Murder by Numbers yields neither mystery nor thrills in the sum of its parts.

Murder by Numbers
The perpetrators of the new Sandra Bullock vehicle Murder by Numbers could be hauled in on any number of charges, including plagiarism and child abuse. But their most obvious crime is first-degree dullness, giving us a thriller without thrills and a mystery devoid of urgent questions. This merely bloody piece of business spends two long, long hours in a picturesque California coastal town, trying to update the 1924 Leopold-Loeb thrill-killers case for the age of personal computers and high-tech crime labs, while mixing in exploitative aftertastes of In Cold Blood and the Columbine massacre.
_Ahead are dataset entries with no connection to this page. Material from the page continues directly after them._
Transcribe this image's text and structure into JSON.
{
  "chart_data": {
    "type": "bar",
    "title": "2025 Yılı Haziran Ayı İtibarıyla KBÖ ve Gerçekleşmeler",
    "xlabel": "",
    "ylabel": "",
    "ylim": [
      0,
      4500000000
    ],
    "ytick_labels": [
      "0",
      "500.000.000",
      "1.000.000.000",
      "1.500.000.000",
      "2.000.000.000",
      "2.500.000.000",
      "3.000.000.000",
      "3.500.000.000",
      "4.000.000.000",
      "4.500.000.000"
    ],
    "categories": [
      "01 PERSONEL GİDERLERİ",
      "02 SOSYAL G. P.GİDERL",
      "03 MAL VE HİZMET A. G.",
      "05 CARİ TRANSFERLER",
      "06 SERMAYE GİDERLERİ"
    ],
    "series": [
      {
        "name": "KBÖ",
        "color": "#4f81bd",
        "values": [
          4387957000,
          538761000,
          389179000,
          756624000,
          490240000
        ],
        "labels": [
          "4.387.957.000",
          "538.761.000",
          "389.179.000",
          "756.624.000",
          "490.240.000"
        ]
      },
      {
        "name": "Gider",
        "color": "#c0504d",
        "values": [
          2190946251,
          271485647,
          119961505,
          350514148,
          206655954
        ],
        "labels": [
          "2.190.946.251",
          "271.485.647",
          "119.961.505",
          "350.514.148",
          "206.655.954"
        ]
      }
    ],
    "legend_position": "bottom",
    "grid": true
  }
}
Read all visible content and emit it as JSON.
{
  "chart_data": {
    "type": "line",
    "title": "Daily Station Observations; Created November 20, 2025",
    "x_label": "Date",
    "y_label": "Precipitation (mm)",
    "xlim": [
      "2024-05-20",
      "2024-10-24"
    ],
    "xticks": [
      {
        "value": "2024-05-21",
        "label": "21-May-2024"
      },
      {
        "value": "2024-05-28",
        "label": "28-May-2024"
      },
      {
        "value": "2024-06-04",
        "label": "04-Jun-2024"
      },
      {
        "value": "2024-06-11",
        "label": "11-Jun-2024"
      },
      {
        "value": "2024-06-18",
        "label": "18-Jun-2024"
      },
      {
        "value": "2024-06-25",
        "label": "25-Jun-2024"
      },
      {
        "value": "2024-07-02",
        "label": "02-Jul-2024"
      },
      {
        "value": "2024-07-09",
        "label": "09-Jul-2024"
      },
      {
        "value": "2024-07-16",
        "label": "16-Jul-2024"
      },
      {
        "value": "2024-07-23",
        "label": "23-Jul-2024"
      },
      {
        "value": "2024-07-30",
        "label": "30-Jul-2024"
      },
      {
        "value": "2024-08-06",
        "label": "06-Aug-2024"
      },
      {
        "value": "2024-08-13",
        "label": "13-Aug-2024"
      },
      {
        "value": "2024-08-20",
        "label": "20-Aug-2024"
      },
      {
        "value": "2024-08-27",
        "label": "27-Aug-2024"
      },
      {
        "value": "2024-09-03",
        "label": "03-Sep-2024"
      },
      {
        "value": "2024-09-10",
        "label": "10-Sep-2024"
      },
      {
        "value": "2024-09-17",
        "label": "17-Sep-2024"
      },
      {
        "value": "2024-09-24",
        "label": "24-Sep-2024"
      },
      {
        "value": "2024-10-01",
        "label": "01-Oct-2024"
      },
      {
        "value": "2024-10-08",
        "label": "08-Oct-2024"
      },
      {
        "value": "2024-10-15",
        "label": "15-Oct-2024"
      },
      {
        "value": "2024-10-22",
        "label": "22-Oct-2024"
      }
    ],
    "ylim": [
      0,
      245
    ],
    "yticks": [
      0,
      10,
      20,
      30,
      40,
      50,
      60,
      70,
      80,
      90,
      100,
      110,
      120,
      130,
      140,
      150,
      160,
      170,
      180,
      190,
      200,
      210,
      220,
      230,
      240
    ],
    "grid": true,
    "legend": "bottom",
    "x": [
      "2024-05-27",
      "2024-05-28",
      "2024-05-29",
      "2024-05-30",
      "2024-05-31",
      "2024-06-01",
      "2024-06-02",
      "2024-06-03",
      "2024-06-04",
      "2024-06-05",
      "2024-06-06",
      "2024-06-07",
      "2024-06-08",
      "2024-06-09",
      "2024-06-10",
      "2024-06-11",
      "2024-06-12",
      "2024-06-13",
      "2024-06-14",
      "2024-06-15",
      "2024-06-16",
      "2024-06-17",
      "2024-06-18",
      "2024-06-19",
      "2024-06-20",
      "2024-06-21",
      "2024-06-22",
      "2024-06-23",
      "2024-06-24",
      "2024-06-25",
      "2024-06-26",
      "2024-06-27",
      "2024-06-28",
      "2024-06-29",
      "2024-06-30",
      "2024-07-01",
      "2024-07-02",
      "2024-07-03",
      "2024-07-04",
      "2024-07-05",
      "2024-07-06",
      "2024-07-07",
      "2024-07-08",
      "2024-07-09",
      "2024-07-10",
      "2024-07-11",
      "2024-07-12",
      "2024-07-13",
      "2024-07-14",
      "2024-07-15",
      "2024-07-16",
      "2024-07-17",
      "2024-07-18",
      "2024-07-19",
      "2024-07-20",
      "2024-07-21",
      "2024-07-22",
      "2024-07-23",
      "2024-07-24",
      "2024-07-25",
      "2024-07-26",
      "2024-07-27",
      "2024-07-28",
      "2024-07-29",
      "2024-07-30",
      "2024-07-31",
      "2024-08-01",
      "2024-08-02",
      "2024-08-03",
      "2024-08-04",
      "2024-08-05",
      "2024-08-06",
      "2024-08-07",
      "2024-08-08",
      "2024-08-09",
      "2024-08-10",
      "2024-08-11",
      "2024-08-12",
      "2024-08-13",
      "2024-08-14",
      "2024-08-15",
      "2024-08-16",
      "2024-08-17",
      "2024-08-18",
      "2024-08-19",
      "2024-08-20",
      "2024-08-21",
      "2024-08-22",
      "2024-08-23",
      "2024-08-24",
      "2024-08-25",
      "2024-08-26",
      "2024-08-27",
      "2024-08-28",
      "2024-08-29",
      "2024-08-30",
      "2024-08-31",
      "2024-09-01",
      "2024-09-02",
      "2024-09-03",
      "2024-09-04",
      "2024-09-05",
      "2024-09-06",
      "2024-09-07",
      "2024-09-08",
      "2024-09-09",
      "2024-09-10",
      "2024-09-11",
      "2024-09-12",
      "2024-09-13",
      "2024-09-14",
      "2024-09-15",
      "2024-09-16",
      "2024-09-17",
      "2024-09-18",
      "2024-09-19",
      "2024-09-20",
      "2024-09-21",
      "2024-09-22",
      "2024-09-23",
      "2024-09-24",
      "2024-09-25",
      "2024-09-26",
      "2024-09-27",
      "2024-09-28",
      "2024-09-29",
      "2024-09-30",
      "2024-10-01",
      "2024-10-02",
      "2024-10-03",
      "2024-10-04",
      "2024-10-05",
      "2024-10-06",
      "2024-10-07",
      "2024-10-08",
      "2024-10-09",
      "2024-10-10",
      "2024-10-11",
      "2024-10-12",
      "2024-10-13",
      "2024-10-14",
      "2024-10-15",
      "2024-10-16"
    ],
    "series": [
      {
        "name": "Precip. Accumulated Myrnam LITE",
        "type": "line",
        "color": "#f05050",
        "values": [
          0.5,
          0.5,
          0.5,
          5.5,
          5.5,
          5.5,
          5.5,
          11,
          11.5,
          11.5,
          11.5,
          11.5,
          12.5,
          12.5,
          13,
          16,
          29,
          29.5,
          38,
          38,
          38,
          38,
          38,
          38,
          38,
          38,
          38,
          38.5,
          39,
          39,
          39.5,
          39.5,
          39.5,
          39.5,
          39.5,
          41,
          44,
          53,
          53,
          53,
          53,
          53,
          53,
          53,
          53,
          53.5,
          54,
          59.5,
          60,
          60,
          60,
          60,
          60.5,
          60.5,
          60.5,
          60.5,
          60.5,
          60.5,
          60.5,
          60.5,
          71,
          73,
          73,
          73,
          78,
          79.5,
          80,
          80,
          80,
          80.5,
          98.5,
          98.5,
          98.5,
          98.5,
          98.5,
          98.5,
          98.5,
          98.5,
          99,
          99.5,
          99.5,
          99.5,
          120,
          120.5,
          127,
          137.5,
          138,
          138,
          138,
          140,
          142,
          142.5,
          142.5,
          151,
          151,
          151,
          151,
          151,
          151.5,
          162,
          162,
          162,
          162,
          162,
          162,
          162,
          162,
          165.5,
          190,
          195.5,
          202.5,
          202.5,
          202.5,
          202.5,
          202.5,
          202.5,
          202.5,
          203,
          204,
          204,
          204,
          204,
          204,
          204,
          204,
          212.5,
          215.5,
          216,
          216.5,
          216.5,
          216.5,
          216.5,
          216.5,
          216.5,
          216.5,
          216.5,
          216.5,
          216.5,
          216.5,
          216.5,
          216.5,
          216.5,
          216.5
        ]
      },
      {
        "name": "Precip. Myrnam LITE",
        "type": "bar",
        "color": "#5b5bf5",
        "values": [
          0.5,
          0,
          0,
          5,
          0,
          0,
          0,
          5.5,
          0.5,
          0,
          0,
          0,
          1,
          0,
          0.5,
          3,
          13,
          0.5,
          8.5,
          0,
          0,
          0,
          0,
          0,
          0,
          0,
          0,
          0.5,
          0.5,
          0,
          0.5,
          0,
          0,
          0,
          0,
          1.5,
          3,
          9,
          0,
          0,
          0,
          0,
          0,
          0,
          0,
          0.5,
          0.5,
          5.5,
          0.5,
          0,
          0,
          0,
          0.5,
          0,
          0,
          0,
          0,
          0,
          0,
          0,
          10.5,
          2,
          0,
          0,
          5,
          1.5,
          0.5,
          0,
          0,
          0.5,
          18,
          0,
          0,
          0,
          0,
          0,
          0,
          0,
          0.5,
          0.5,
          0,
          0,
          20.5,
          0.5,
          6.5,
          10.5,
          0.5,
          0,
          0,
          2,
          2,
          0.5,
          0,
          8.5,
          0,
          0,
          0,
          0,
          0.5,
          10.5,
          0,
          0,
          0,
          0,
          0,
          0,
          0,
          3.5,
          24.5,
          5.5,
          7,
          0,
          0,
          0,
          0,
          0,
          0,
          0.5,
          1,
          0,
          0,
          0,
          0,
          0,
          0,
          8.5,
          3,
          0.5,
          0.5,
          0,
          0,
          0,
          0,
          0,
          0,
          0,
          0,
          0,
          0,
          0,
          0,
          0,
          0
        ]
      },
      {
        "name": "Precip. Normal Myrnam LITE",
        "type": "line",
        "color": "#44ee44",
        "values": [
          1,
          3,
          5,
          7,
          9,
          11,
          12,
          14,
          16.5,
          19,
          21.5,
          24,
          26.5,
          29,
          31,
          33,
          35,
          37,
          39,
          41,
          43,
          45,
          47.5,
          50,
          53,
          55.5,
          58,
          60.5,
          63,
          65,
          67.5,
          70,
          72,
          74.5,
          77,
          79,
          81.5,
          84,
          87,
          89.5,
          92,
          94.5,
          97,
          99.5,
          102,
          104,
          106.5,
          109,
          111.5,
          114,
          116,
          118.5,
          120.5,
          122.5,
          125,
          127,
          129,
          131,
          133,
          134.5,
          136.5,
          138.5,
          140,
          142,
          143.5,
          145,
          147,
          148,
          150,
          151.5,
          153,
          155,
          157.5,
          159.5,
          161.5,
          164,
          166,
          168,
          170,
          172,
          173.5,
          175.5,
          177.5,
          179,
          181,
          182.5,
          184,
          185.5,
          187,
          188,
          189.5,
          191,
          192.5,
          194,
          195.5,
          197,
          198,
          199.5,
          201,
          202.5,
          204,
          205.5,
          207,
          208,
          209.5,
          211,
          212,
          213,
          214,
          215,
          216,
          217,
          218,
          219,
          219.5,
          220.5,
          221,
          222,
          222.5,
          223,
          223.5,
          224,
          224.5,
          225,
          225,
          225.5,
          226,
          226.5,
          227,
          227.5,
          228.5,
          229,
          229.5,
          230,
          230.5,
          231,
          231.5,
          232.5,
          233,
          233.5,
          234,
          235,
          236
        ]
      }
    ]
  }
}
At the same time, the movie is burdened by an unwieldy subplot concerning its homicide-detective heroine's haunted memories and her inability to have decent relationships with men.

Since driving the explosives-rigged bus in Speed, Bullock has spent eight years building her brand name via mediocrities like Hope Floats, The Net, and Miss Congeniality, and once more the crudest commercial impulses of an obviously talented actress are on display. As Cassie Mayweather, a sharp-tongued, whiskey-swilling fanatic no one else on the force wants to work with, the doe-eyed Bullock quickly reduces her hard-shelled character to caricature. As much as the moviemakers would like it to be so, the fact that this demon-driven cop is a woman doesn't really distinguish her from the obsessive-compulsive Dirty Harrys and Andy Sipowiczs who preceded her.

The homicidal high school boys come from the same discount store where writer Tony Gayton and director Barbet Schroeder picked out Cassie. Justin (Michael Pitt) is the standard bookish outcast with a headful of Rimbaud poems and Nietzschean power fantasies, and Richard (Ryan Gosling) is the manipulative control freak who's swept his conscience under the rug. The moviemakers would have us believe they make for a fascinating combination, but it's really no more than a lethal one. When the boys choose a victim at random, kidnap and murder her, then leave a trail of clever false clues to mislead the police, we know they'll eventually get caught. Cassie Mayweather's on the job, after all. But in the absence of any real psychological tension, we're left to contemplate nothing more interesting than Cassie's own traumas, which stem from an old case of attempted murder.

Murder by Numbers is neither a mystery (we know whodunit from the start) nor a thriller (it produces all the tension of a quilting bee), and it eventually collapses under the weight of its pretensions and clichés. Not even Schroeder's literal cliff-hanger of a finale stirs up much excitement, and by the time Bullock's cop finally cleanses her soul and drives out her demons, you wish her well, but hope she doesn't come back for an encore.